Algumas viagens são menos corriqueiras que outras. Em Ringleader of the tormentors, de 2006, o mártir dos solitários anônimos nos surpreendia com uma lua-de-mel fogosa em Roma, plena de revelações (e, no caso dele, revoluções) sexuais. Mas o verão acabou.

Years of refusal retorna ao roteiro habitual, com canções supostamente confessionais compostas provavelmente de madrugada, possivelmente num quarto vazio. O Morrissey que conhecemos  – e do ponto em que o igualmente amargo You are the Quarry havia parado.

Em quase tudo, soa como uma continuação do álbum de 2004. A começar pela produção simplezinha de Jerry Finn, de bandas como Blink 182 e Offspring. Finn morreu pouco depois da conclusão do disco, o que só acentua o tom desiludido de um repertório que, apesar de explorar praticamente todos os temas recorrentes da discografia do cantor (amores turtuosos, vaidade, solidão), soa mais mórbido que o habitual.

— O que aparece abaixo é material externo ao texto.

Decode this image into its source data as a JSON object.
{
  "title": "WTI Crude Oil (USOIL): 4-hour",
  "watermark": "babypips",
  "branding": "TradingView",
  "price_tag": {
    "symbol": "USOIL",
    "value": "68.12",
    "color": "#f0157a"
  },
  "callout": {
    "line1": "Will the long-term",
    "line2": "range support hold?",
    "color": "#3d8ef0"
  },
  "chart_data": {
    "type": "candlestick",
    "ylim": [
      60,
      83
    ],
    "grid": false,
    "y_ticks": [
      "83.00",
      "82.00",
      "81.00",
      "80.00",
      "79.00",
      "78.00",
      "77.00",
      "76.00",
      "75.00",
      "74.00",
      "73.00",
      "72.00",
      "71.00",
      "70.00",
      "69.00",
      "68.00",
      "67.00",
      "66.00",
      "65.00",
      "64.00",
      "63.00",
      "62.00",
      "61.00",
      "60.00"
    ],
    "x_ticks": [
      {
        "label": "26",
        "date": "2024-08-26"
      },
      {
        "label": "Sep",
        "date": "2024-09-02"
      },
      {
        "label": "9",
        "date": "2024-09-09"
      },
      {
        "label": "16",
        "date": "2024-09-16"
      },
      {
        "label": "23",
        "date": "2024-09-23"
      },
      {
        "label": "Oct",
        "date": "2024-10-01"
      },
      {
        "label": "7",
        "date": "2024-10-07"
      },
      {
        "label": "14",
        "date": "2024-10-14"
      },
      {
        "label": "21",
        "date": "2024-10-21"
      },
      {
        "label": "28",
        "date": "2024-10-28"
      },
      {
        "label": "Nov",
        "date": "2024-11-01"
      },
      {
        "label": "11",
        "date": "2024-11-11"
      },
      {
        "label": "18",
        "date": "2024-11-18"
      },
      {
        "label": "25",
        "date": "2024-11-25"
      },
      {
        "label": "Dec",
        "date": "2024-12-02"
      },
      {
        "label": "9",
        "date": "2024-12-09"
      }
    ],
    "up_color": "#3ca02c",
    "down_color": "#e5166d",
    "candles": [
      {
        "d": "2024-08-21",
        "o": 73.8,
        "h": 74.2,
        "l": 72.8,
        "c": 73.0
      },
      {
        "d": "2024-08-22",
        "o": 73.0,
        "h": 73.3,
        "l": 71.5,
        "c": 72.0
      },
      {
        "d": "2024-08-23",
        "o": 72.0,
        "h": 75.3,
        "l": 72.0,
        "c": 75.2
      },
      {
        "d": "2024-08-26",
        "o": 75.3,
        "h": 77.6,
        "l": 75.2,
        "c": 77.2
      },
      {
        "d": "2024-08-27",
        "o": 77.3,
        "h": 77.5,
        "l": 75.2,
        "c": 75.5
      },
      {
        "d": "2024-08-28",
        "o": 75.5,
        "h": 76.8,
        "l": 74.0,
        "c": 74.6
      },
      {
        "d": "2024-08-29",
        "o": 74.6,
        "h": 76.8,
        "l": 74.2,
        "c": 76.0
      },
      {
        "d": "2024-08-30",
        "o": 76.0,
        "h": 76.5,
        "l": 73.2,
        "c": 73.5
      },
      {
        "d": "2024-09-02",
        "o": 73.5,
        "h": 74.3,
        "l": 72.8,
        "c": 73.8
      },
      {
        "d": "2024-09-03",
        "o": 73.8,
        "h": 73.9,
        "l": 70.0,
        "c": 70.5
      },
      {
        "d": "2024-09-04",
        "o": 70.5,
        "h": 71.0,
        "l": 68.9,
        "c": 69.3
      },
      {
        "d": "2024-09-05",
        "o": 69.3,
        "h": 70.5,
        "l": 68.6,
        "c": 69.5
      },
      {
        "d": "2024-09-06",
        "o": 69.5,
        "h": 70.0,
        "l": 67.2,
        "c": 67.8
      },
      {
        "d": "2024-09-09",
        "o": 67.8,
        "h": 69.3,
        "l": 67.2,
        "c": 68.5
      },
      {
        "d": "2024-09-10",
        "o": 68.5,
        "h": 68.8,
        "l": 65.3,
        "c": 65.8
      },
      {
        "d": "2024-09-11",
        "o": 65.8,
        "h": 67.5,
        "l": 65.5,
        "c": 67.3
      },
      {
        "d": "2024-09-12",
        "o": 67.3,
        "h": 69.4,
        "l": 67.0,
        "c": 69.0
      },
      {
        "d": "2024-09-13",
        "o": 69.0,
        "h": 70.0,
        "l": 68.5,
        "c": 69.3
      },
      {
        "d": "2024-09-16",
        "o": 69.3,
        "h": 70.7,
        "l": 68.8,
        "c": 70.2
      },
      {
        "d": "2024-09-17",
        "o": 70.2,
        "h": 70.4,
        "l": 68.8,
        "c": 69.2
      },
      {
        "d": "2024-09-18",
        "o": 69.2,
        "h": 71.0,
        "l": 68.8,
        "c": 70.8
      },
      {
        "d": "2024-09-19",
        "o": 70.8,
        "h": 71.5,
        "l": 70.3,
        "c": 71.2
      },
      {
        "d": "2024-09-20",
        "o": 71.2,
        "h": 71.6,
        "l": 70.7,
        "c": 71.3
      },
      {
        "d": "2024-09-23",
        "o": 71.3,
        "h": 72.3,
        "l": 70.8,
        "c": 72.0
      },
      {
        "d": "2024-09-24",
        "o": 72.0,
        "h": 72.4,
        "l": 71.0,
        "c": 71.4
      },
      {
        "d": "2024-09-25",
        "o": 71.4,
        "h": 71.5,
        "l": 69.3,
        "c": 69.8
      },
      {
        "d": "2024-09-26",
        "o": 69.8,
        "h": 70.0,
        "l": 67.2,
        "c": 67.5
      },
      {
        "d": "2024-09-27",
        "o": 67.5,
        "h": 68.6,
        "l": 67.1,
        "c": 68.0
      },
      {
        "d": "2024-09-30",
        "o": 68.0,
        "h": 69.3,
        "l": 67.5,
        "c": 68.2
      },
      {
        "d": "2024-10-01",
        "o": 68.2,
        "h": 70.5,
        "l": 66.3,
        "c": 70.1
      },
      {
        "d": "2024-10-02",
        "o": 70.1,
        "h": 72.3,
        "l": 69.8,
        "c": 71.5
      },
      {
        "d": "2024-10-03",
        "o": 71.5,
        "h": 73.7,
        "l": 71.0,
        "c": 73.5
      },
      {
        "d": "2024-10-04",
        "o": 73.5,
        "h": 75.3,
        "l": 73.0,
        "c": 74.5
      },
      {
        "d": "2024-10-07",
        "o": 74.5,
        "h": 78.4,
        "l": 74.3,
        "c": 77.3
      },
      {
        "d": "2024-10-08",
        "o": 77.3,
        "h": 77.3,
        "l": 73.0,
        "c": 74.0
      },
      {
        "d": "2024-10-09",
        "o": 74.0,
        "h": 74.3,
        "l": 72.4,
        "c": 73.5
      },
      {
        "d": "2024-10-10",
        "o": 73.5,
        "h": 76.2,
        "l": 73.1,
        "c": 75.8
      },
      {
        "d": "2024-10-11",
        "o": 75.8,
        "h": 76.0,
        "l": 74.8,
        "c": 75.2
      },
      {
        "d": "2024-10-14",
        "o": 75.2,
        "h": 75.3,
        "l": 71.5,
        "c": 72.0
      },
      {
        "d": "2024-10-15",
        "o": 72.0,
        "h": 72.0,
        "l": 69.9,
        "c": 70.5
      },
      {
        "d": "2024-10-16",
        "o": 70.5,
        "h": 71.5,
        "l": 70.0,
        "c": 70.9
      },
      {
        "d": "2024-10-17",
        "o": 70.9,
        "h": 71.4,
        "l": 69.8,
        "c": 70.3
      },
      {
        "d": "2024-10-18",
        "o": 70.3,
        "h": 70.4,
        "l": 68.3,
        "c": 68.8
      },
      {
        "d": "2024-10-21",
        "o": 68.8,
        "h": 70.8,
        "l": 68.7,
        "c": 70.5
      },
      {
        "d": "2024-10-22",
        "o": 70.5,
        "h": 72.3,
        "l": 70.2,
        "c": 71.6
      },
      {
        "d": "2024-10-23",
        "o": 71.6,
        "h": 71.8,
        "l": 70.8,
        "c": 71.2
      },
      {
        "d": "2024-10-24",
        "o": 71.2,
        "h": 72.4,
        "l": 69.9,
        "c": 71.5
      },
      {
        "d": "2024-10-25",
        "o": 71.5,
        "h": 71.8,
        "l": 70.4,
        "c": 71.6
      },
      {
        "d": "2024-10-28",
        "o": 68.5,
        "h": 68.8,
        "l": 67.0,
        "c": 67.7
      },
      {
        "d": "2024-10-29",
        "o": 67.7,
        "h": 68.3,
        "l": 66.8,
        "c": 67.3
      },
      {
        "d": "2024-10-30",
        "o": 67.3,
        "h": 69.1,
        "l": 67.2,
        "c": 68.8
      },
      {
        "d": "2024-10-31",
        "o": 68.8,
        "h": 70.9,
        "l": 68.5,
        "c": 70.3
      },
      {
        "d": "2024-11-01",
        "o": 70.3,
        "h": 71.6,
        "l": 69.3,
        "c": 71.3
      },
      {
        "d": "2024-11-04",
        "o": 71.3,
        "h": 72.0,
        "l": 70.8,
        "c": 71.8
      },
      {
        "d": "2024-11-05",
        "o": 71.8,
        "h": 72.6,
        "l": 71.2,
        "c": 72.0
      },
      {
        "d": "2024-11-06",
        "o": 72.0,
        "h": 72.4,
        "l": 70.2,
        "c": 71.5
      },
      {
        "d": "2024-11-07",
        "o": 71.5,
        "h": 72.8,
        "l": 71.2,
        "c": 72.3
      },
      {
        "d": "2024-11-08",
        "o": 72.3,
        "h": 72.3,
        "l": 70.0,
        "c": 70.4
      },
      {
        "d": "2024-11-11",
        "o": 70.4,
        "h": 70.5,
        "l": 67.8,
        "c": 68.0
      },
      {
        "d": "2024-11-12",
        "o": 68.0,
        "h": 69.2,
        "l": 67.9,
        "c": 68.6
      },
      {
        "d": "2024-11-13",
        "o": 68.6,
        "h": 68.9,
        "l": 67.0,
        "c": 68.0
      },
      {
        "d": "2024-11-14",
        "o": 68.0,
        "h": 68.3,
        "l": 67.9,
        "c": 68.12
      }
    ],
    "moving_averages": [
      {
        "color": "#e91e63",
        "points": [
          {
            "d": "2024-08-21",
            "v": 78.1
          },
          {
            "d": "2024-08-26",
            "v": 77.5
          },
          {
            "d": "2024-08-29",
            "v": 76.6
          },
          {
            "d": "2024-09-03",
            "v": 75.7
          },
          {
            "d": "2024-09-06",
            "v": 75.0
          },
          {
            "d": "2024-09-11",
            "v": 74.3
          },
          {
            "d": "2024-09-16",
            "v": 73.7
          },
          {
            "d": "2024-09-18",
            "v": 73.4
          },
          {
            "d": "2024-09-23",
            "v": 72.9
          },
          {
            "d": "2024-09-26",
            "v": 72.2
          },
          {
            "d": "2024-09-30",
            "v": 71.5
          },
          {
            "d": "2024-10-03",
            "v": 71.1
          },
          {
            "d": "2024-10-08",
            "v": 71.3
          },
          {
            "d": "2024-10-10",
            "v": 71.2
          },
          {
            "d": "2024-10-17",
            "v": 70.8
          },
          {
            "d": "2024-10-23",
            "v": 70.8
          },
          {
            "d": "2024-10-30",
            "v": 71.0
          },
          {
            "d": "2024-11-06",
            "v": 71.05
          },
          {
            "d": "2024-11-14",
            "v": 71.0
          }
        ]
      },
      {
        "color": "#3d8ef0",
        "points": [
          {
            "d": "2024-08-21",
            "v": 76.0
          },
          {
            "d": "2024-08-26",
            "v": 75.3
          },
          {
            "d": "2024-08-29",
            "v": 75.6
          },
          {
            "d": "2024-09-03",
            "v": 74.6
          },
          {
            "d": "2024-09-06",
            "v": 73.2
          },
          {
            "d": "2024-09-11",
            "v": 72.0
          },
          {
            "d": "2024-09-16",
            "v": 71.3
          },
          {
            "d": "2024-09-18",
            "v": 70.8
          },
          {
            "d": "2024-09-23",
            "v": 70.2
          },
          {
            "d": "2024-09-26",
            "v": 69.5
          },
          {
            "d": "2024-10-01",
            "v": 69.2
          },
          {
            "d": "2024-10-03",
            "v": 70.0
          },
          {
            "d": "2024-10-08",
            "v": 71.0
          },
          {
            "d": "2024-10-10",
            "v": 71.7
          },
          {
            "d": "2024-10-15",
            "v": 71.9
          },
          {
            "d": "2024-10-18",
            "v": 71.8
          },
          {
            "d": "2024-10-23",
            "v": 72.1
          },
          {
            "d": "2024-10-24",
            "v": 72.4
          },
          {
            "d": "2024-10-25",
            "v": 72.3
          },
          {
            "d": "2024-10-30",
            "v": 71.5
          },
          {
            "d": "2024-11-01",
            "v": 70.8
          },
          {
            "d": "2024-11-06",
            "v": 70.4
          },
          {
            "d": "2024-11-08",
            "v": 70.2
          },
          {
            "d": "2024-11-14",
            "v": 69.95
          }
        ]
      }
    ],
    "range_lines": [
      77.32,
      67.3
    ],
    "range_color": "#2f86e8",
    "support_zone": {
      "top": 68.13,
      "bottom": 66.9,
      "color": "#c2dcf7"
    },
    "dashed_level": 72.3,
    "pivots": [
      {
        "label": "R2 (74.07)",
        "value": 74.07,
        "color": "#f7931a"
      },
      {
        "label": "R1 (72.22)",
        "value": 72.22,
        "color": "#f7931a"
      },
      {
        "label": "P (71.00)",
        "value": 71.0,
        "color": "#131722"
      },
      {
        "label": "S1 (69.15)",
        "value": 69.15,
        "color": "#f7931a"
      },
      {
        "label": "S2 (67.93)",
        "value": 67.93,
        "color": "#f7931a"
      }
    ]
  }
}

O que não significa, de forma alguma, que este seja um momento introspectivo. Morrissey não conseguiria. Com o auxílio de Finn, a primeira metade do disco é para tocar nas rádios: toda tomada por guitarras meio anêmicas, pasteurizadas, mas enérgicas (imagine um hit do Paramore).  O empobrecimento musical valoriza os versos de Morrissey. E, convenhamos, é o que importa.

É nesse aspecto aí que Moz continua em estado de alerta, hilariante e cruel. Um disco para ser lido, este. Faixas como That’s how people grow up e Something is squeezing my soul provam que o rei do sarcasmo não deixou o castelo. “Não há amor nem amigos verdadeiros na vida moderna”, dispara, certamente com um sorrisinho cínico no rosto. Mais adiante, em I’m throwing my arms around Paris, dá prosseguimento ao ritual fake de auto-humilhação: “apenas pedras e metal aceitam meu amor”.

Para variar, Morrissey comentou que Years of refusal é um álbum para “pessoas reais” e que, por isso, será odiado pelos críticos. O curioso é que, com o passar do tempo (e com exceção do disco anterior), o personagem de Morrissey passa a parecer cada vez menos real e cada vez mais uma compilação de trejeitos previsíveis, de movimentos repetitivos, de piadas prontas.   

Por enquanto ele ainda está bastante vivo. Mas, para um mestre da acidez, a acomodação pode acabar se revelando o pior dos venenos.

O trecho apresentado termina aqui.